Published online by Cambridge University Press: 05 June 2012
The majority of Herman Melville's short stories form a distinct group in his oeuvre and a distinct moment in his literary career. As a writer he is best known for his epic novel Moby Dick (1851) the story of the heroic and obsessed Captain Ahab's search for the great white whale. He also published the novels Typee (1846), Omoo (1847) and Mardi (1849), all based on his experiences in the Polynesian Islands; Redburn (1849), based on his voyage as a seaman to Liverpool in 1839; and White-Jacket (1850), an account of life as a sailor aboard a British man-of-war. Moby Dick, despite its great later reputation, received mixed reviews when it came out and sold badly. Another novel, Pierre (1852), was very harshly reviewed, and a recent critic describes it as ‘a work of moral and metaphysical nihilism that estranged him from his readership’. In the early 1850s Melville also suffered from family sorrows: his third child died in 1853 and his fourth in 1854. The new decade was therefore a time of doubt and self-searching for Melville.

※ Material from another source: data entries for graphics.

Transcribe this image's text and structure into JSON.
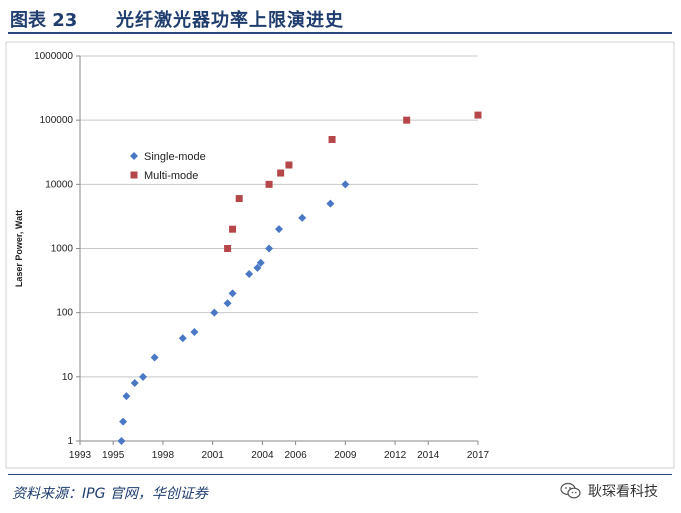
{
  "header": {
    "figure_label": "图表 23",
    "title": "光纤激光器功率上限演进史"
  },
  "footer": {
    "source": "资料来源：IPG 官网，华创证券",
    "watermark": "耿琛看科技",
    "watermark_icon": "wechat-icon"
  },
  "colors": {
    "title": "#1f3d6e",
    "rule": "#2b4a7c",
    "single_mode": "#4a78c4",
    "multi_mode": "#b5474b"
  },
  "chart_data": {
    "type": "scatter",
    "title": "",
    "xlabel": "",
    "ylabel": "Laser Power, Watt",
    "xscale": "linear",
    "yscale": "log",
    "xlim": [
      1993,
      2017
    ],
    "ylim": [
      1,
      1000000
    ],
    "x_ticks": [
      1993,
      1995,
      1998,
      2001,
      2004,
      2006,
      2009,
      2012,
      2014,
      2017
    ],
    "x_tick_labels": [
      "1993",
      "1995",
      "1998",
      "2001",
      "2004",
      "2006",
      "2009",
      "2012",
      "2014",
      "2017"
    ],
    "y_ticks": [
      1,
      10,
      100,
      1000,
      10000,
      100000,
      1000000
    ],
    "y_tick_labels": [
      "1",
      "10",
      "100",
      "1000",
      "10000",
      "100000",
      "1000000"
    ],
    "grid": "horizontal",
    "legend_position": "upper-left",
    "series": [
      {
        "name": "Single-mode",
        "marker": "diamond",
        "color": "#4a78c4",
        "points": [
          {
            "x": 1995.5,
            "y": 1
          },
          {
            "x": 1995.6,
            "y": 2
          },
          {
            "x": 1995.8,
            "y": 5
          },
          {
            "x": 1996.3,
            "y": 8
          },
          {
            "x": 1996.8,
            "y": 10
          },
          {
            "x": 1997.5,
            "y": 20
          },
          {
            "x": 1999.2,
            "y": 40
          },
          {
            "x": 1999.9,
            "y": 50
          },
          {
            "x": 2001.1,
            "y": 100
          },
          {
            "x": 2001.9,
            "y": 140
          },
          {
            "x": 2002.2,
            "y": 200
          },
          {
            "x": 2003.2,
            "y": 400
          },
          {
            "x": 2003.7,
            "y": 500
          },
          {
            "x": 2003.9,
            "y": 600
          },
          {
            "x": 2004.4,
            "y": 1000
          },
          {
            "x": 2005.0,
            "y": 2000
          },
          {
            "x": 2006.4,
            "y": 3000
          },
          {
            "x": 2008.1,
            "y": 5000
          },
          {
            "x": 2009.0,
            "y": 10000
          }
        ]
      },
      {
        "name": "Multi-mode",
        "marker": "square",
        "color": "#b5474b",
        "points": [
          {
            "x": 2001.9,
            "y": 1000
          },
          {
            "x": 2002.2,
            "y": 2000
          },
          {
            "x": 2002.6,
            "y": 6000
          },
          {
            "x": 2004.4,
            "y": 10000
          },
          {
            "x": 2005.1,
            "y": 15000
          },
          {
            "x": 2005.6,
            "y": 20000
          },
          {
            "x": 2008.2,
            "y": 50000
          },
          {
            "x": 2012.7,
            "y": 100000
          },
          {
            "x": 2017.0,
            "y": 120000
          }
        ]
      }
    ]
  }
}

At the beginning of that same decade, however, he wrote the essay ‘Hawthorne and his Mosses’ already cited above, a review of Hawthorne's collection of tales, Mosses from an Old Manse. Melville discusses ‘Young Goodman Brown’, ‘Egotism, or the Bosom Serpent’, and ‘Earth's Holocaust’, as well as a number of sketches and stories which are less often read today, and praises Hawthorne for his ‘tenderness’, but above all for ‘his great deep intellect, which drops down into the Universe like a plummet’.